Kehilangan dan Kekuatan: Puisi ini menciptakan perasaan kehilangan dan rasa sakit yang dialami Aminah. Namun, ia juga menunjukkan keteguhan hati dan kekuatan dalam mencari adiknya, meskipun ia harus menghadapi banyak kesulitan dan rintangan.

Kritik terhadap Kota Besar: Puisi ini juga bisa dianggap sebagai kritik terhadap kehidupan di kota besar, di mana orang seringkali terpinggirkan, dieksploitasi, dan kesulitan dalam mencari nafkah. Hal ini menciptakan kontras antara kehidupan di pedesaan dan kota besar.

Tidak Ada Jawaban Pasti: Puisi ini mengakhiri dengan Aminah membawa foto adiknya dan mencoba mendapatkan bantuan dari polisi. Namun, tidak ada jawaban pasti tentang nasib adiknya, dan puisi ini meninggalkan pembaca dengan perasaan ketidakpastian.
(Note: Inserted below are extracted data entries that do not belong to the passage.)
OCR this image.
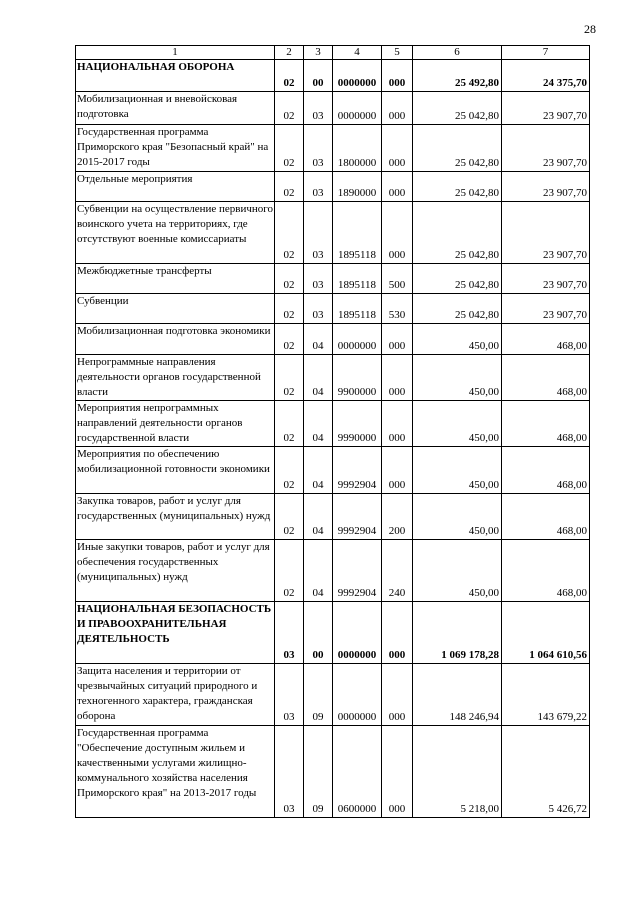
28
1	2	3	4	5	6	7
НАЦИОНАЛЬНАЯ ОБОРОНА	02	00	0000000	000	25 492,80	24 375,70
Мобилизационная и вневойсковая подготовка	02	03	0000000	000	25 042,80	23 907,70
Государственная программа Приморского края "Безопасный край" на 2015-2017 годы	02	03	1800000	000	25 042,80	23 907,70
Отдельные мероприятия	02	03	1890000	000	25 042,80	23 907,70
Субвенции на осуществление первичного воинского учета на территориях, где отсутствуют военные комиссариаты	02	03	1895118	000	25 042,80	23 907,70
Межбюджетные трансферты	02	03	1895118	500	25 042,80	23 907,70
Субвенции	02	03	1895118	530	25 042,80	23 907,70
Мобилизационная подготовка экономики	02	04	0000000	000	450,00	468,00
Непрограммные направления деятельности органов государственной власти	02	04	9900000	000	450,00	468,00
Мероприятия непрограммных направлений деятельности органов государственной власти	02	04	9990000	000	450,00	468,00
Мероприятия по обеспечению мобилизационной готовности экономики	02	04	9992904	000	450,00	468,00
Закупка товаров, работ и услуг для государственных (муниципальных) нужд	02	04	9992904	200	450,00	468,00
Иные закупки товаров, работ и услуг для обеспечения государственных (муниципальных) нужд	02	04	9992904	240	450,00	468,00
НАЦИОНАЛЬНАЯ БЕЗОПАСНОСТЬ И ПРАВООХРАНИТЕЛЬНАЯ ДЕЯТЕЛЬНОСТЬ	03	00	0000000	000	1 069 178,28	1 064 610,56
Защита населения и территории от чрезвычайных ситуаций природного и техногенного характера, гражданская оборона	03	09	0000000	000	148 246,94	143 679,22
Государственная программа "Обеспечение доступным жильем и качественными услугами жилищно-коммунального хозяйства населения Приморского края" на 2013-2017 годы	03	09	0600000	000	5 218,00	5 426,72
Puisi "Perjalanan Bu Aminah" karya W.S. Rendra adalah karya yang menggambarkan perjuangan seorang perempuan yang mencari adiknya yang hilang di kota besar. Puisi ini mencerminkan tema-tema seperti ketidakamanan, ketidakadilan sosial, kekuatan individu dalam menghadapi kesulitan, dan ketidakpastian dalam kehidupan. Ini adalah cerminan kehidupan yang keras dan sering kali tidak adil di lingkungan perkotaan yang padat.

Puisi W.S. Rendra
Puisi: Perjalanan Bu Aminah
Karya: W.S. Rendra

Biodata W.S. Rendra:
  • W.S. Rendra lahir pada tanggal 7 November 1935 di Surakarta (Solo), Jawa Tengah.
  • W.S. Rendra meninggal dunia pada tanggal 6 Agustus 2009 (pada usia 73 tahun) di Depok, Jawa Barat.